Hi, this is Dr. Emily Parke with your next functional health minute. Today, I’d like to talk a little bit about elimination diets and the mindset around elimination diets. This has come up a few times recently via social media, and I see it live with my patients all the time.
So a lot of practitioners, including myself, will ask patients to do some form of an elimination diet for a purpose. The purpose is to see what foods you may be sensitive to. A lot of the elimination diets, they take out the most common food allergens and food sensitivities, right? So if you think about a paleo reset, a paleo autoimmune protocol, Whole30, which is very similar to paleo, or even other types. There’s many other types of food eliminations, right? You can go on a histamine elimination diet. You can go on an oxalate reducing diet. You can go on a salicylate reducing diet. You can go on …there’s many different types of diets you can go on, right?
Is this food good for me or bad for me?
So because a lot of people want to categorize things as, “Is this food good for me or bad for me?” And there’s no general answer for everyone, right? It’s like you have to find out for yourself. When we ask you to do 30 day elimination of something, at the end of the 30 days, there’s always this reintroduction phase where you get to try out some of the foods that you have eliminated from your diet to see if they’re causing you any symptoms. Because at the end of the day, we want you on the most full diet that you can be on that does not cause you symptoms. Meaning, I want you to get the most foods back in your diet that you possibly can that doesn’t cause you symptoms, that makes you feel good.
So I got recently got asked a question about peanuts, for example. Like, “I see you’re suggesting instead of peanuts, doing these other nuts like almonds, and walnuts, and etc…. I thought peanuts were good for me.” And it’s not that they’re not good for you. And that’s another thing I want to make sure doesn’t start happening, as people start kind of vilifying certain food groups and there really isn’t one diet plan that’s a 100% great for 100% of people, right?

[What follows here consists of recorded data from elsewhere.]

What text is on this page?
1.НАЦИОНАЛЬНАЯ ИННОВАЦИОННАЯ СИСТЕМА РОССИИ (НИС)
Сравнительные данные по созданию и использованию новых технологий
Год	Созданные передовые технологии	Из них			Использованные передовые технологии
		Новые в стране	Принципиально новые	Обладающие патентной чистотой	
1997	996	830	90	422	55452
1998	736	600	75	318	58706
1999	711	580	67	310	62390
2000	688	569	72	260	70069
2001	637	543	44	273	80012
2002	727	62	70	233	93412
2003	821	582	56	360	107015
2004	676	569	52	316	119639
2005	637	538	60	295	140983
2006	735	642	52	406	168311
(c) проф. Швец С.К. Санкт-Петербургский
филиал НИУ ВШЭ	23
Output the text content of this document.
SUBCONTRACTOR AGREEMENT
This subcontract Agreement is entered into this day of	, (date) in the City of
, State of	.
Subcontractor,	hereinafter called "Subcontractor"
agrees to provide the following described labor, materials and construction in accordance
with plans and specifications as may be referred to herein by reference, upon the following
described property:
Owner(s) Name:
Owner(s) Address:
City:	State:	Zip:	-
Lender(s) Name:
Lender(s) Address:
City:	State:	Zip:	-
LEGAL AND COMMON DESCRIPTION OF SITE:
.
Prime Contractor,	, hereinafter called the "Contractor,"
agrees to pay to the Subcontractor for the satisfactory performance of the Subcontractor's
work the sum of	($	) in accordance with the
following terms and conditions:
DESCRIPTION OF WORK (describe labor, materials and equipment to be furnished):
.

Personalization and the Individualization
So this is where the personalization and the individualization comes in and is really handy. So in the peanut example, yes, peanuts are a very common allergy, and they are a food sensitivity trigger for a lot of people also. Peanuts also can have higher levels of aflatoxin A, which is a mold toxin that some people are sensitive to. So there’s a short list of reasons why you might want to consider taking them out of the diet, and that’s one of the reasons why it isn’t in most elimination diets. A paleo reset, paleo autoimmune protocol, peanuts are not in there, for example. And that’s one of the reasons why, but there are lots of other examples of this, right? So even if you take the differences between something like a paleo food plan and a paleo AIP, well, AIP doesn’t have eggs. Eggs are an amazing, awesome food. If you can tolerate eggs, great, but they are also a common allergen and sensitivity.
I can keep giving examples like that. Even foods like dairy, right? Everyone says, “Oh, dairy is so inflammatory.” Well, is it for you, though? You know, you want to actually find out. Organic, full-fat dairy, especially the fermented dairy products, can be a really good health food for you. You just have to find out if you can tolerate it.

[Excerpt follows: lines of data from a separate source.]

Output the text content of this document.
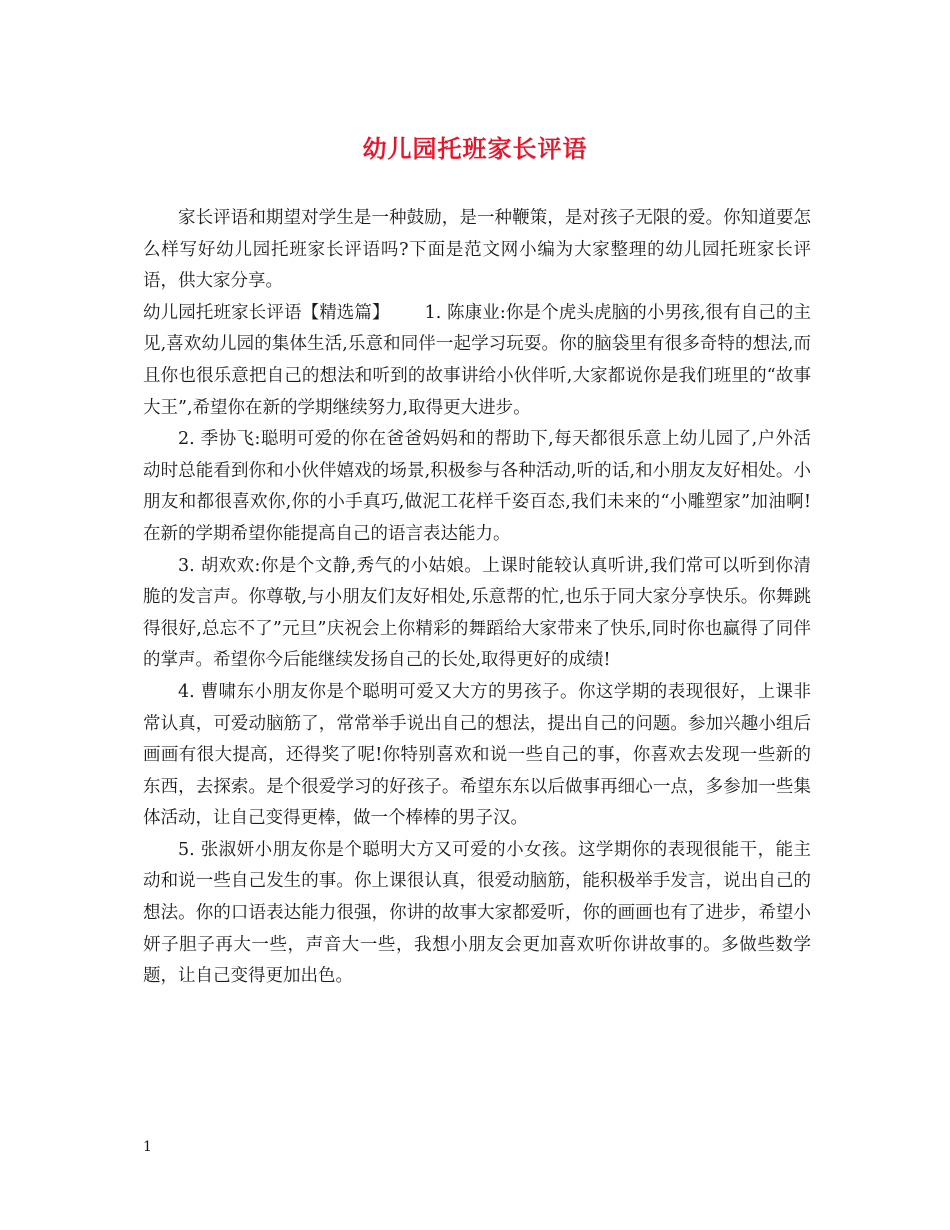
幼儿园托班家长评语

家长评语和期望对学生是一种鼓励，是一种鞭策，是对孩子无限的爱。你知道要怎么样写好幼儿园托班家长评语吗?下面是范文网小编为大家整理的幼儿园托班家长评语，供大家分享。

幼儿园托班家长评语【精选篇】   1. 陈康业:你是个虎头虎脑的小男孩,很有自己的主见,喜欢幼儿园的集体生活,乐意和同伴一起学习玩耍。你的脑袋里有很多奇特的想法,而且你也很乐意把自己的想法和听到的故事讲给小伙伴听,大家都说你是我们班里的“故事大王”,希望你在新的学期继续努力,取得更大进步。

2. 季协飞:聪明可爱的你在爸爸妈妈和的帮助下,每天都很乐意上幼儿园了,户外活动时总能看到你和小伙伴嬉戏的场景,积极参与各种活动,听的话,和小朋友友好相处。小朋友和都很喜欢你,你的小手真巧,做泥工花样千姿百态,我们未来的“小雕塑家”加油啊!在新的学期希望你能提高自己的语言表达能力。

3. 胡欢欢:你是个文静,秀气的小姑娘。上课时能较认真听讲,我们常可以听到你清脆的发言声。你尊敬,与小朋友们友好相处,乐意帮的忙,也乐于同大家分享快乐。你舞跳得很好,总忘不了”元旦”庆祝会上你精彩的舞蹈给大家带来了快乐,同时你也赢得了同伴的掌声。希望你今后能继续发扬自己的长处,取得更好的成绩!

4. 曹啸东小朋友你是个聪明可爱又大方的男孩子。你这学期的表现很好，上课非常认真，可爱动脑筋了，常常举手说出自己的想法，提出自己的问题。参加兴趣小组后画画有很大提高，还得奖了呢!你特别喜欢和说一些自己的事，你喜欢去发现一些新的东西，去探索。是个很爱学习的好孩子。希望东东以后做事再细心一点，多参加一些集体活动，让自己变得更棒，做一个棒棒的男子汉。

5. 张淑妍小朋友你是个聪明大方又可爱的小女孩。这学期你的表现很能干，能主动和说一些自己发生的事。你上课很认真，很爱动脑筋，能积极举手发言，说出自己的想法。你的口语表达能力很强，你讲的故事大家都爱听，你的画画也有了进步，希望小妍子胆子再大一些，声音大一些，我想小朋友会更加喜欢听你讲故事的。多做些数学题，让自己变得更加出色。

1
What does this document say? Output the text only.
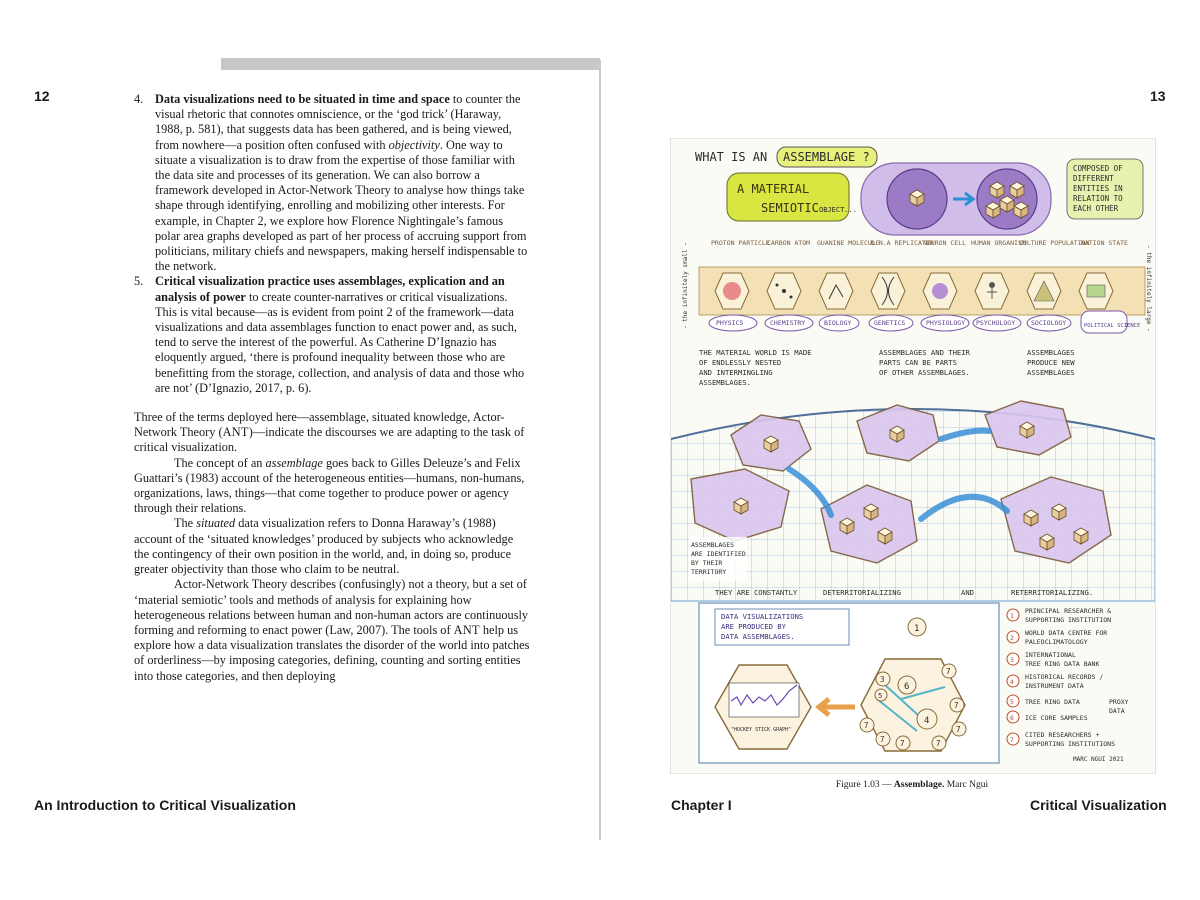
12	4. Data visualizations need to be situated in time and space to counter the visual rhetoric that connotes omniscience, or the ‘god trick’ (Haraway, 1988, p. 581), that suggests data has been gathered, and is being viewed, from nowhere—a position often confused with objectivity. One way to situate a visualization is to draw from the expertise of those familiar with the data site and processes of its generation. We can also borrow a framework developed in Actor-Network Theory to analyse how things take shape through identifying, enrolling and mobilizing other interests. For example, in Chapter 2, we explore how Florence Nightingale’s famous polar area graphs developed as part of her process of accruing support from politicians, military chiefs and newspapers, making herself indispensable to the network.

5. Critical visualization practice uses assemblages, explication and an analysis of power to create counter-narratives or critical visualizations. This is vital because—as is evident from point 2 of the framework—data visualizations and data assemblages function to enact power and, as such, tend to serve the interest of the powerful. As Catherine D’Ignazio has eloquently argued, ‘there is profound inequality between those who are benefitting from the storage, collection, and analysis of data and those who are not’ (D’Ignazio, 2017, p. 6).

Three of the terms deployed here—assemblage, situated knowledge, Actor-Network Theory (ANT)—indicate the discourses we are adapting to the task of critical visualization.

The concept of an assemblage goes back to Gilles Deleuze’s and Felix Guattari’s (1983) account of the heterogeneous entities—humans, non-humans, organizations, laws, things—that come together to produce power or agency through their relations.

The situated data visualization refers to Donna Haraway’s (1988) account of the ‘situated knowledges’ produced by subjects who acknowledge the contingency of their own position in the world, and, in doing so, produce greater objectivity than those who claim to be neutral.

Actor-Network Theory describes (confusingly) not a theory, but a set of ‘material semiotic’ tools and methods of analysis for explaining how heterogeneous relations between human and non-human actors are continuously forming and reforming to enact power (Law, 2007). The tools of ANT help us explore how a data visualization translates the disorder of the world into patches of orderliness—by imposing categories, defining, counting and sorting entities into those categories, and then deploying

An Introduction to Critical Visualization
13
WHAT IS AN ASSEMBLAGE ?
A MATERIAL
SEMIOTIC OBJECT...
COMPOSED OF DIFFERENT ENTITIES IN RELATION TO EACH OTHER
PROTON PARTICLE
CARBON ATOM GUANINE MOLECULE
D.N.A REPLICATOR
NEURON CELL HUMAN ORGANISM
CULTURE POPULATION
NATION STATE
PHYSICS	CHEMISTRY	BIOLOGY	GENETICS	PHYSIOLOGY PSYCHOLOGY SOCIOLOGY	POLITICAL SCIENCE
- the infinitely small -	- the infinitely large -
THE MATERIAL WORLD IS MADE
OF ENDLESSLY NESTED
AND INTERMINGLING
ASSEMBLAGES.
ASSEMBLAGES AND THEIR
PARTS CAN BE PARTS
OF OTHER ASSEMBLAGES.
ASSEMBLAGES
PRODUCE NEW
ASSEMBLAGES
ASSEMBLAGES
ARE IDENTIFIED
BY THEIR
TERRITORY
THEY ARE CONSTANTLY	DETERRITORIALIZING	AND	RETERRITORIALIZING.
DATA VISUALIZATIONS
ARE PRODUCED BY
DATA ASSEMBLAGES.
"HOCKEY STICK GRAPH"
1
3
6
5
4
7
7
7
7
7 7	7
1
PRINCIPAL RESEARCHER &
SUPPORTING INSTITUTION
2
WORLD DATA CENTRE FOR
PALEOCLIMATOLOGY
3
INTERNATIONAL
TREE RING DATA BANK
4
HISTORICAL RECORDS /
INSTRUMENT DATA
5 TREE RING DATA
6 ICE CORE SAMPLES
PROXY
DATA
7
CITED RESEARCHERS +
SUPPORTING INSTITUTIONS
MARC NGUI 2021
Figure 1.03 — Assemblage. Marc Ngui
Chapter I	Critical Visualization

So the purpose of doing a lot of the elimination diets is to find out what the best food plan is for you. And I want to watch people kind of vilifying certain food groups, and saying like, “You should never eat this it’s bad.” There are a few exceptions to that, right? Like we all know we should not be doing a lot of processed and packaged food items. We should not be doing high sugar items, fast food. Things like that are obvious, right? No one should have a lot of that in their diet because it’s not health food for anyone. And we know that it causes significant disease and chronic illness in everyone. But much beyond that, as far as grains, dairy, soy, even the peanut question, all of that and all of those foods, people can tolerate them, and a lot of people can tolerate them. You just have to find out what your magic combination is.
The “Always or Never” Attitude
Another common question I get is like, “Does everyone need to be gluten free?” And honestly, the answer is no, but if you think about it logically, if you’re a perfectly healthy person, your gut is perfectly healthy, your immune system’s perfectly healthy, you eat gluten; we do know that it causes these tiny little micro-tears in the small intestine, but if you are a healthy person with a healthy gut and healthy immune system, you’re going to repair those micro-tears, and you’re not going to get intestinal permeability or leaky gut.
But doing what I do, in functional medicine, those are the people coming through my door, right? If you’re coming to see me, it’s because you’ve got symptoms going on, and likely some immune system dysregulation and some issues in the gut and so on and so forth, so that’s why eliminating gluten is a very common recommendation. Do you need to eliminate it 100% of the time and forever? Probably not for 100% of people, but for a vast majority of people, they do feel better when they take gluten out of the diet because, like I said, it is known to kind of cause these micro-tears in the small intestine, a little bit of inflammation, and that can lead to intestinal permeability, which is the gateway to autoimmune diseases, and all kinds of other diseases as well. I just want to caution people to be careful about the “always or never” attitude when it comes to foods.
This is Dr. Emily Parke, and this is your functional health minute.